1-D CNN based Acoustic Scene Classification via Reducing Layer-wise Dimensionality

31 Mar 2022  ·  Arshdeep Singh ·

This paper presents an alternate representation framework to commonly used time-frequency representation for acoustic scene classification (ASC). A raw audio signal is represented using a pre-trained convolutional neural network (CNN) using its various intermediate layers. The study assumes that the representations obtained from the intermediate layers lie in low-dimensions intrinsically. To obtain low-dimensional embeddings, principal component analysis is performed, and the study analyzes that only a few principal components are significant. However, the appropriate number of significant components are not known.

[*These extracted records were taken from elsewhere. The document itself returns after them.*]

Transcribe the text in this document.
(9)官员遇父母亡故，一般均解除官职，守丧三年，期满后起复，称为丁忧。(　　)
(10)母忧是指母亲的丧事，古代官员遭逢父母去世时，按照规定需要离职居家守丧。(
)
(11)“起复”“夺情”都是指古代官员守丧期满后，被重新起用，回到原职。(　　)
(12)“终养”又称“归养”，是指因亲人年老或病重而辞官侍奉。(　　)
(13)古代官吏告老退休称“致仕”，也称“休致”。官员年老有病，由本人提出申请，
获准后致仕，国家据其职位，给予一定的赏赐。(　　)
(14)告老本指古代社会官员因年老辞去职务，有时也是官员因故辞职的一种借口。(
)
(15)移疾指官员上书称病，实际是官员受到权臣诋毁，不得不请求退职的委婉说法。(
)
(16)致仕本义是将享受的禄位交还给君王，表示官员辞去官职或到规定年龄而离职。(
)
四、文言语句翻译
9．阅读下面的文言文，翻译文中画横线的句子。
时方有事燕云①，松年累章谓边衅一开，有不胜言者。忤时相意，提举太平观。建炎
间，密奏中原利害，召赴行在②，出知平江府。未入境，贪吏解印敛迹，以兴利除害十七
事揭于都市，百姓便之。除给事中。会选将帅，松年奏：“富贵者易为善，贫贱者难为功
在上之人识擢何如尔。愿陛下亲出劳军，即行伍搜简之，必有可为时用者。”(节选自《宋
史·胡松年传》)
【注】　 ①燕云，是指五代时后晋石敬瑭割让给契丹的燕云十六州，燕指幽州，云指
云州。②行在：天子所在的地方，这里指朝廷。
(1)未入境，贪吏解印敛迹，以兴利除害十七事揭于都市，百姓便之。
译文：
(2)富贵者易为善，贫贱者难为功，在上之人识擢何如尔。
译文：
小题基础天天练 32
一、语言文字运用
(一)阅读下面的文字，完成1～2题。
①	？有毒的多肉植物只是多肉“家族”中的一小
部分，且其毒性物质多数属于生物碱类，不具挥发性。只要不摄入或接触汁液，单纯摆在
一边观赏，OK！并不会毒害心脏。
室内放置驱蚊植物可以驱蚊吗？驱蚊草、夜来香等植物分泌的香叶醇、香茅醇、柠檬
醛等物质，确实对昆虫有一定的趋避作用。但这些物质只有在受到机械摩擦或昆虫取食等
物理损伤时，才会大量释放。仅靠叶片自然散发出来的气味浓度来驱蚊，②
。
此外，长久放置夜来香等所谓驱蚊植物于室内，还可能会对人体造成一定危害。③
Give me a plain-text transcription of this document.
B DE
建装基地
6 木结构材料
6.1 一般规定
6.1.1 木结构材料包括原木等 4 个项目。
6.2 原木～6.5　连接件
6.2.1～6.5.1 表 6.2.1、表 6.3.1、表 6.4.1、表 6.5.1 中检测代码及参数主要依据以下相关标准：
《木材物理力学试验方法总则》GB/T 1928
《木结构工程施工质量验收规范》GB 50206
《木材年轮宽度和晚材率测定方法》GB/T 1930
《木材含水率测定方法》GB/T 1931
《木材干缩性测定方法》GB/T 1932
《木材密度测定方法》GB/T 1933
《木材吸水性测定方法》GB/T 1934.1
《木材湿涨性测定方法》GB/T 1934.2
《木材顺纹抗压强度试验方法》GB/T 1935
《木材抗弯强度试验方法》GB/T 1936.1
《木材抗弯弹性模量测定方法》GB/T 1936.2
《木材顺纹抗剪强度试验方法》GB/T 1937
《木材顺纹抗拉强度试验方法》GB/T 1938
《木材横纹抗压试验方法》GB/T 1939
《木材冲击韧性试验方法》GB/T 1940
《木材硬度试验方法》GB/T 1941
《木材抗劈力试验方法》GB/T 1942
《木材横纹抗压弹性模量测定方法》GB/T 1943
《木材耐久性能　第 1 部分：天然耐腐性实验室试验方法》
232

To address this, an automatic dictionary learning framework is utilized that approximates the underlying subspace. Further, the low-dimensional embeddings are aggregated in a late-fusion manner in the ensemble framework to incorporate hierarchical information learned at various intermediate layers. The experimental evaluation is performed on publicly available DCASE 2017 and 2018 ASC datasets on a pre-trained 1-D CNN, SoundNet. Empirically, it is observed that deeper layers show more compression ratio than others. At 70% compression ratio across different datasets, the performance is similar to that obtained without performing any dimensionality reduction. The proposed framework outperforms the time-frequency representation based methods.